Summary:

Book-readers’ social commerce site aNobii has got the relaunch for which three book publishers invested in it back in March.

Matteo Berlucchi, CEO, aNobii
photo: Robert Andrews

Book-readers’ social commerce site aNobii has got the relaunch for which three book publishers invested in it back in March.

Now, with its new beta site, it is ready to actually sell e-books – and to rely heavily on Facebook‘s new media platform.

aNobii was built in Hong Kong in 2006 as a place for book consumers to share their reading preferences. But it took investment from the publishers HarperCollins, Penguin and Random House along with entertainment retailer HMV (LSE: HMV), who want to use it to sell e-books directly to consumers in a bid to fend off Amazon’s growing dominance.

Now aNobii has relaunched with new discovery features including ratings, rankings and user-curated book topics that can be “followed” as though they were Twitter lists. CEO Matteo Berlucchi tells paidContent these trump Amazon’s hierarchy because they are more natural. It’s designed to heighten user engagement with books.

But the real big new idea is retail. From its website, aNobii users can download free Project Gutenberg and buy 100,000 pay-for titles from around 15 publishers, available for reading in aNobii’s own e-reader app on iPad and, soon, other devices.

It’s a retail driven business where the shop is the network,” Berlucchi says. “There’s no shopfront. You go from the discovery to the purchase.”

The app includes a Kindle-like social annotation feature in book margins, but annotations can be shared only with certain “circles” of friends as opposed to the whole network user base. aNobii’s book downloads also come in standard .epub format wrapped in Adobe (NSDQ: ADBE) DRM, for access on e-readers without apps.

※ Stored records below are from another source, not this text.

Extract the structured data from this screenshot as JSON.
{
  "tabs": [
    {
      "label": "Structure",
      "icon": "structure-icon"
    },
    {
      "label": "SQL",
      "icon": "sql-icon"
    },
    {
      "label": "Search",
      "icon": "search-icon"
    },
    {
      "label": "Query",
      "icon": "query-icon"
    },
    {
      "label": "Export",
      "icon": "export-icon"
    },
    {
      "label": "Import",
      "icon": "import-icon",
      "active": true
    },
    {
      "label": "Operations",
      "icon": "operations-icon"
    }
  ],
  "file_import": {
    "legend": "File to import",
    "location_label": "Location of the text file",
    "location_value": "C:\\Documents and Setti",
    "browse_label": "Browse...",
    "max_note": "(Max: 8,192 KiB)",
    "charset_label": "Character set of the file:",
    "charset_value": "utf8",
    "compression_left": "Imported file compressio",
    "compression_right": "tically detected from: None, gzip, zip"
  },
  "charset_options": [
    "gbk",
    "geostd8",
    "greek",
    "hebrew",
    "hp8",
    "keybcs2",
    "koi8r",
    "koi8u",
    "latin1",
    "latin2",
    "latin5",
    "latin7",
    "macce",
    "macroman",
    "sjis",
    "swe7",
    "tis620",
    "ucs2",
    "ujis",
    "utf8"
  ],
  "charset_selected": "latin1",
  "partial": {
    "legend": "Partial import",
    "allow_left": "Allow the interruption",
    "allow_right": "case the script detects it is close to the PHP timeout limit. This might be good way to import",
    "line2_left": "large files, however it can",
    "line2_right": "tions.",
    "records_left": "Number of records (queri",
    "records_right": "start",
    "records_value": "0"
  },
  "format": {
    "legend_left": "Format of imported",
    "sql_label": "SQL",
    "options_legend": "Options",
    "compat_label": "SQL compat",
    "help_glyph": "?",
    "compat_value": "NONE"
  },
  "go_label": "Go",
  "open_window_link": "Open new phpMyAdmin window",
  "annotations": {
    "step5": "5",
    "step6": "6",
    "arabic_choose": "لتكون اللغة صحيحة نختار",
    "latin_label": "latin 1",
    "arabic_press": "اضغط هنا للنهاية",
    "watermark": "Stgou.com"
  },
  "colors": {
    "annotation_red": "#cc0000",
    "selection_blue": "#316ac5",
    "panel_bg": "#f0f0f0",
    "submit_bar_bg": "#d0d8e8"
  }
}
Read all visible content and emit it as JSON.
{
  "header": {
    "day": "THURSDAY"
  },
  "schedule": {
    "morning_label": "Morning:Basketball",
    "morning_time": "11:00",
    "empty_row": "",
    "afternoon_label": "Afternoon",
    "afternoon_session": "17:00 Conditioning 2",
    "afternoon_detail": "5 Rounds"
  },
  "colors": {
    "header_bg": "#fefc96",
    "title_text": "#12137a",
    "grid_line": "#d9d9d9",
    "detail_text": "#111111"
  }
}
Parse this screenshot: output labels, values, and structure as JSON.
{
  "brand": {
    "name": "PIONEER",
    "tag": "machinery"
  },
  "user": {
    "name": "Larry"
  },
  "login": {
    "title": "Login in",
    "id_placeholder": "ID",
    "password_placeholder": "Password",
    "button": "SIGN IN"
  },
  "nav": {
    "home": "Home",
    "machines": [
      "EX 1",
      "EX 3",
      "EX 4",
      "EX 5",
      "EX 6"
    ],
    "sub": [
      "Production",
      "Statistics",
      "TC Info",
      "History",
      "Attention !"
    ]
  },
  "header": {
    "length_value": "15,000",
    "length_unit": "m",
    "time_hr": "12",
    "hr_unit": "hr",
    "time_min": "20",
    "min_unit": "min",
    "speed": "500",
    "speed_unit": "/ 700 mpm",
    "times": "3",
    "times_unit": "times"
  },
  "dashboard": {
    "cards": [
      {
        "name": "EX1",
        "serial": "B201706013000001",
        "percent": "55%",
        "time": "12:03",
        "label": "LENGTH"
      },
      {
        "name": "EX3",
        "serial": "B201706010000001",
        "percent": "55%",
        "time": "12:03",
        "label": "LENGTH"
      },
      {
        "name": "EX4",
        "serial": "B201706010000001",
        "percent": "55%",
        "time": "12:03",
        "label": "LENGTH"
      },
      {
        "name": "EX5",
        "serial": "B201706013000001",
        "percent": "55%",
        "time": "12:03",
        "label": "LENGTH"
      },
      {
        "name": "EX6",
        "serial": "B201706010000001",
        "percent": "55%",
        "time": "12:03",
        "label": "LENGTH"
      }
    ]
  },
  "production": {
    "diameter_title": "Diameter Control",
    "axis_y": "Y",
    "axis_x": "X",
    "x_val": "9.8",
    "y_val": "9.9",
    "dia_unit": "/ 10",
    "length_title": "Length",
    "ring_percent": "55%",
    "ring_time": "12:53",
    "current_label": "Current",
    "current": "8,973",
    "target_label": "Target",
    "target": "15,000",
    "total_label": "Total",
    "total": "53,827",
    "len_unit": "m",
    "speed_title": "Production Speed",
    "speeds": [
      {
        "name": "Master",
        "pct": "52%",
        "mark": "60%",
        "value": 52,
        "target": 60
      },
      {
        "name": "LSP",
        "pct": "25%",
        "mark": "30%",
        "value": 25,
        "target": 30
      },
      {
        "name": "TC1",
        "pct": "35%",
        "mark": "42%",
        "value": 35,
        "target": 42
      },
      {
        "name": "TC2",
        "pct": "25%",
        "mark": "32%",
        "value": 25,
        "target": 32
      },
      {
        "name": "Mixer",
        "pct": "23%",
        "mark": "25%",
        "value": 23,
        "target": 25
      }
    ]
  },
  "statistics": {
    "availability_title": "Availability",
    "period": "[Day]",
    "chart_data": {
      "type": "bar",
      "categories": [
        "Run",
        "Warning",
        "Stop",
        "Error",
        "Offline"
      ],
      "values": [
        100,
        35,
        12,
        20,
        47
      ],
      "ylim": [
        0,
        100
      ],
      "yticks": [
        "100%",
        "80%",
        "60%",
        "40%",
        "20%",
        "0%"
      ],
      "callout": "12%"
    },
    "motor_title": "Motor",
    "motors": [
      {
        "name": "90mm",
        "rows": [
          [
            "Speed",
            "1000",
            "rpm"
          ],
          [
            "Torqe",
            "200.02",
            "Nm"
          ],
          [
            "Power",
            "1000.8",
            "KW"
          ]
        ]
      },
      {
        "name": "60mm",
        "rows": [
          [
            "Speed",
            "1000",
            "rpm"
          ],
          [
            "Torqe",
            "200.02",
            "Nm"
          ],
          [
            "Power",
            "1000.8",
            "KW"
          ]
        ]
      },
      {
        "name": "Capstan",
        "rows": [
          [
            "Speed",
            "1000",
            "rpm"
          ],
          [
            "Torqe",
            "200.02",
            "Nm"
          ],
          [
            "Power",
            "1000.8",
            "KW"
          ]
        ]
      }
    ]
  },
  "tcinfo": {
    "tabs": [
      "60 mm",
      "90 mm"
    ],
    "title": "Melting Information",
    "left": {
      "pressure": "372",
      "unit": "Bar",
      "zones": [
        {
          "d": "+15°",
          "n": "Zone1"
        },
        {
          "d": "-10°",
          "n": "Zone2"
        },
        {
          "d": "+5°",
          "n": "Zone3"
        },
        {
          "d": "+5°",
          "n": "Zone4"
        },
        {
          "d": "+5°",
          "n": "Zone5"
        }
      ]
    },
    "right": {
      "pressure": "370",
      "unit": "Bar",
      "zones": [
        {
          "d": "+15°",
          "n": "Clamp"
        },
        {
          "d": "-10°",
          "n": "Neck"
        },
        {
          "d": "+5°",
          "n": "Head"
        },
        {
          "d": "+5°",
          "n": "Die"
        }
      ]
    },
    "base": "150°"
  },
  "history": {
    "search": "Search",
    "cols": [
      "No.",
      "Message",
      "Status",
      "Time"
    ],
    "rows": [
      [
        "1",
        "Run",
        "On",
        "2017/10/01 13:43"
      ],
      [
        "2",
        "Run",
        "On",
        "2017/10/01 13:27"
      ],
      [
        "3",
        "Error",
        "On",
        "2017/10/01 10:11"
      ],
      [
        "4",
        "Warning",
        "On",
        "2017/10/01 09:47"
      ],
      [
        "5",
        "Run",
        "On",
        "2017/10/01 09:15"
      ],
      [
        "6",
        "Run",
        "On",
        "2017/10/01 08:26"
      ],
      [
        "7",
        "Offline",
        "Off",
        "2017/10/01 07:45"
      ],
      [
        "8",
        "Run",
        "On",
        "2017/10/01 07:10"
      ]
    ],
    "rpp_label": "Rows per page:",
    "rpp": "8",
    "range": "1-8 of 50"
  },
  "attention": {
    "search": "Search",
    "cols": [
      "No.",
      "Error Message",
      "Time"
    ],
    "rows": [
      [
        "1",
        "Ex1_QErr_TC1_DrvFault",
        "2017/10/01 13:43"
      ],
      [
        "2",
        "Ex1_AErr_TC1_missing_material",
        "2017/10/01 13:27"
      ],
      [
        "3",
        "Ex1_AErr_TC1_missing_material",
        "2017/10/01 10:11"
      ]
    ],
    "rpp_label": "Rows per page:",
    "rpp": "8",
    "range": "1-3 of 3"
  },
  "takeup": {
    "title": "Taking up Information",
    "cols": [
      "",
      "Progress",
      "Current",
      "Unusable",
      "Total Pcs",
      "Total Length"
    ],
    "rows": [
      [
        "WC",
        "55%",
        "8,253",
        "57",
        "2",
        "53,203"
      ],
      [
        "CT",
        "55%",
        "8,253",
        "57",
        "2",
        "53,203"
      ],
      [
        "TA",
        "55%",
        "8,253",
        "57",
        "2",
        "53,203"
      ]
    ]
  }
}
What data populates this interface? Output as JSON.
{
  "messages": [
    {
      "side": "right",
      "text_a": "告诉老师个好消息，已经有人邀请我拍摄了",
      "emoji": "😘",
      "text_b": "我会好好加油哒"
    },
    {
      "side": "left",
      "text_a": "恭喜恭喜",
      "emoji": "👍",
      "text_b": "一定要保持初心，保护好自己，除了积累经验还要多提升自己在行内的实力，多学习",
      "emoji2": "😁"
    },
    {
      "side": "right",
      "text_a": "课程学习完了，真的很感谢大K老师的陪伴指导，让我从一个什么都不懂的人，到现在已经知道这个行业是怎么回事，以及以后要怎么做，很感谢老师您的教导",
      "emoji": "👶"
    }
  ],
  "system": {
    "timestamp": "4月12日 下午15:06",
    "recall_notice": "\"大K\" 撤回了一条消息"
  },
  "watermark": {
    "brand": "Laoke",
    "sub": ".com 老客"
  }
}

Berlucchi also wants to externalise aNobii and make it disappear inside a much larger network. He showed me how he has developed a way to power Facebook’s Books section – part of its new media initiative – with book data powered by aNobii

“You hardly see the aNobii brand,” Berlucchi said. “I don’t care about getting traffic from Facebook to aNobii. I’m trying to own the Books section on Facebook. I’m trying to own as many Facebook book pages as possible, and add a ‘Buy’ button.”

As well as simply selling e-books, publishers bought in to aNobii to learn readers’ preferences.

“Data is becoming essential,” Berlucchi says. “The future competition publishers are getting comes from data people. It looks like Amazon (NSDQ: AMZN) wants to build an entire business on data.

“At the moment, publishers only know how many copies are sold – they don’t know who their readers are. If you know which book is successful, it helps you figure out how much marketing money will go in to the next book. If you have the data in a more granular way, you can spot trends.”

For example, publishers may get early warning on any implosion in the teen vampire fiction genre.

But, since it took investment, aNobii has been hit by a major corporate change from one of its investors. HMV, which invested in aNobii for it to support its bookseller Waterstone’s digital activities – but HMV this year sold Waterstones. Now Waterstones has no plans to engage with aNobii - something which leaves aNobii unable to draw on the once-mighty UK bookseller’s heft.

Berlucchi wants aNobii to cosy to other partners. “We want to build an API that’s as open as possible,” he said to me. “Newspapers are looking for e-book partners to sell e-books, and they don’t really want to do it with Amazon.”